別にこれは私が食いしん坊とかではない。こういう宿だと大体はパンにメインの肉料理にサラダに具沢山のスープがある。だけど、目の前にあるのはやわらかいパンに肉のプレートに少しの野菜サラダだ。その横にあるスープはほぼ切れ端のような野菜のかけらと肉がそこそこ盛ってある。


「すみません。私たちもこれはおかしいと思い店に確認したのですが、今日捕らえた盗賊団が金品以外にも、村からの野菜を運ぶ馬車まで襲っていたようでして」


「村から町に行く馬車を引く村人も嫌がってしまって、一時的に野菜の供給が激減しているとのことです。肉に関しては冒険者や畜産のものがあるのでそこそこあるようなのですが…」


エディンさんとミシェルさんが私の疑問に答えてくれた。


「ぐぬぬ、こんなことならもう一撃、加えておくんだった…」


「やめなよ。イメージ下がるよ」


「はぁ~、しょうがないですね。このパンがこっちの領地でも食べられるということが分かっただけでもいいです。というわけでいただきます」


「切り替え早いよねぇ。さて、あたしも食べるとするか」


「あれ?ジャネットさんもまだなんですか?」


「メインのアスカが食べてないのにたべられるわけないだろ?あたしは良くても周りがね…」


「コホン。主から食べるのが当然です。いくら、同じパーティーの方といっても、今は立場が違いますので」


「という訳でね。あっ、ちなみにリュートと護衛の騎士たちはまた別で食べてるからね。未婚のご令嬢とは食べられないってさ」


「なんだかもったいないですね。いい出会いのチャンスだと思うんですけど」


「騎士たちがですか?いくら礼儀作法を身に付けていても、彼らは食べ方を気にしませんよ。そんな方と食べるなんて…」


どうやら、食事のマナーがなっていないとミシェルさんの目には留まらないらしい。それならやめておいた方が良さそうだ。言い合いしながらになりそうだしね。


「殿方というものはですね…」


そこからはミシェルさんの口が軽かった。色々、好きなタイプがあるようでこういう時はこう!そこはこうして欲しい!と中々に乙女チックな食事中の会話だった。

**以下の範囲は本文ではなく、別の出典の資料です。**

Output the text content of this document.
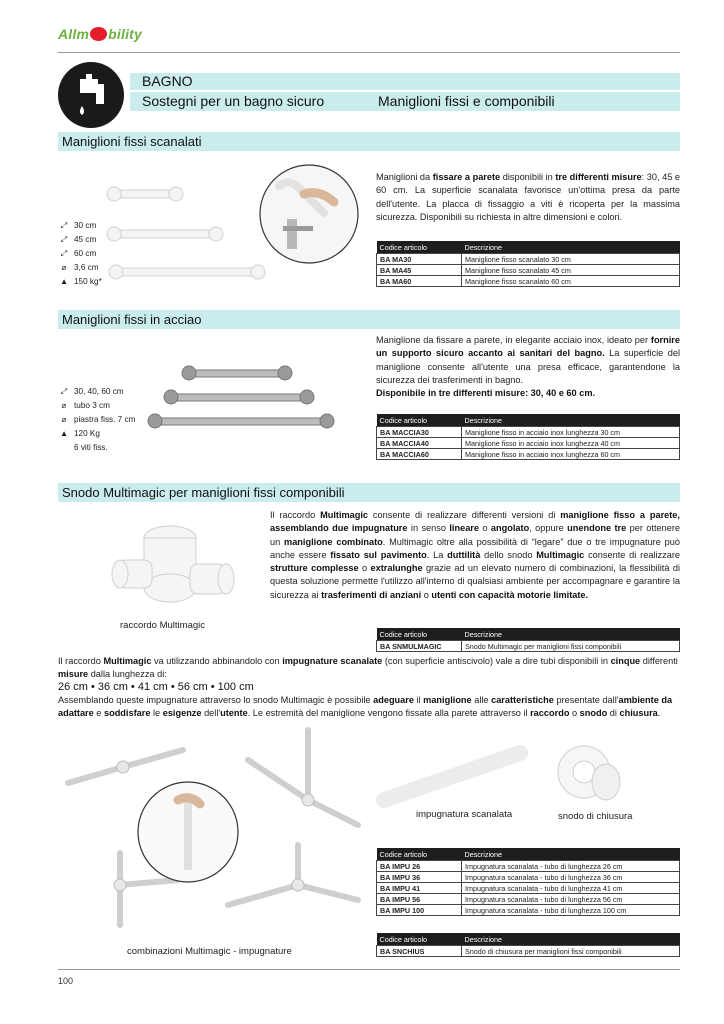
Allm bility
BAGNO
Sostegni per un bagno sicuro	Maniglioni fissi e componibili
Maniglioni fissi scanalati
⤢ 30 cm
⤢ 45 cm
⤢ 60 cm
⌀ 3,6 cm
▲ 150 kg*
Maniglioni da fissare a parete disponibili in tre differenti misure: 30, 45 e 60 cm. La superficie scanalata favorisce un'ottima presa da parte dell'utente. La placca di fissaggio a viti è ricoperta per la massima sicurezza. Disponibili su richiesta in altre dimensioni e colori.
Codice articolo	Descrizione
BA MA30	Maniglione fisso scanalato 30 cm
BA MA45	Maniglione fisso scanalato 45 cm
BA MA60	Maniglione fisso scanalato 60 cm
Maniglioni fissi in acciao
⤢ 30, 40, 60 cm
⌀ tubo 3 cm
⌀ piastra fiss. 7 cm
▲ 120 Kg
6 viti fiss.
Maniglione da fissare a parete, in elegante acciaio inox, ideato per fornire un supporto sicuro accanto ai sanitari del bagno. La superficie del maniglione consente all'utente una presa efficace, garantendone la sicurezza dei trasferimenti in bagno.
Disponibile in tre differenti misure: 30, 40 e 60 cm.
Codice articolo	Descrizione
BA MACCIA30	Maniglione fisso in acciaio inox lunghezza 30 cm
BA MACCIA40	Maniglione fisso in acciaio inox lunghezza 40 cm
BA MACCIA60	Maniglione fisso in acciaio inox lunghezza 60 cm
Snodo Multimagic per maniglioni fissi componibili
raccordo Multimagic
Il raccordo Multimagic consente di realizzare differenti versioni di maniglione fisso a parete, assemblando due impugnature in senso lineare o angolato, oppure unendone tre per ottenere un maniglione combinato. Multimagic oltre alla possibilità di “legare” due o tre impugnature può anche essere fissato sul pavimento. La duttilità dello snodo Multimagic consente di realizzare strutture complesse o extralunghe grazie ad un elevato numero di combinazioni, la flessibilità di questa soluzione permette l'utilizzo all'interno di qualsiasi ambiente per accompagnare e garantire la sicurezza ai trasferimenti di anziani o utenti con capacità motorie limitate.
Codice articolo	Descrizione
BA SNMULMAGIC	Snodo Multimagic per maniglioni fissi componibili
Il raccordo Multimagic va utilizzando abbinandolo con impugnature scanalate (con superficie antiscivolo) vale a dire tubi disponibili in cinque differenti misure dalla lunghezza di:
26 cm • 36 cm • 41 cm • 56 cm • 100 cm
Assemblando queste impugnature attraverso lo snodo Multimagic è possibile adeguare il maniglione alle caratteristiche presentate dall'ambiente da adattare e soddisfare le esigenze dell'utente. Le estremità del maniglione vengono fissate alla parete attraverso il raccordo o snodo di chiusura.
combinazioni Multimagic - impugnature
impugnatura scanalata	snodo di chiusura
Codice articolo	Descrizione
BA IMPU 26	Impugnatura scanalata - tubo di lunghezza 26 cm
BA IMPU 36	Impugnatura scanalata - tubo di lunghezza 36 cm
BA IMPU 41	Impugnatura scanalata - tubo di lunghezza 41 cm
BA IMPU 56	Impugnatura scanalata - tubo di lunghezza 56 cm
BA IMPU 100	Impugnatura scanalata - tubo di lunghezza 100 cm
Codice articolo	Descrizione
BA SNCHIUS	Snodo di chiusura per maniglioni fissi componibili
100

「それじゃあ、途中だった細工も終わりましたし、今日は寝ますね」


「おやすみなさいませ」


「あの…エディンさんは寝ないんですか?」


「はい。きちんと夜中に交代はしますから気にせずお休みください」


「えっと、頑張ってくださいね。アラシェル様もおやすみなさい」


私は自分用のアラシェル様の像に祈りをささげると眠りについた。



「おはようございます」


「おはようございます~」


「アスカ様、今日は街行きですから早めに準備をお願いします」


「分かりました。今は何時頃ですか?」


「8時前ですね。10時前には街に行きますから、食事後は準備になります」


「ええっ!?思ったより寝ちゃってたなぁ」


「昨日は戦いに細工とお忙しかったですから。さあ、朝食をすぐ持ってきますから、椅子に座って待っていてくださいませ」


「分かりました」


まだ、寝ている頭を引きずるように私は椅子に座った。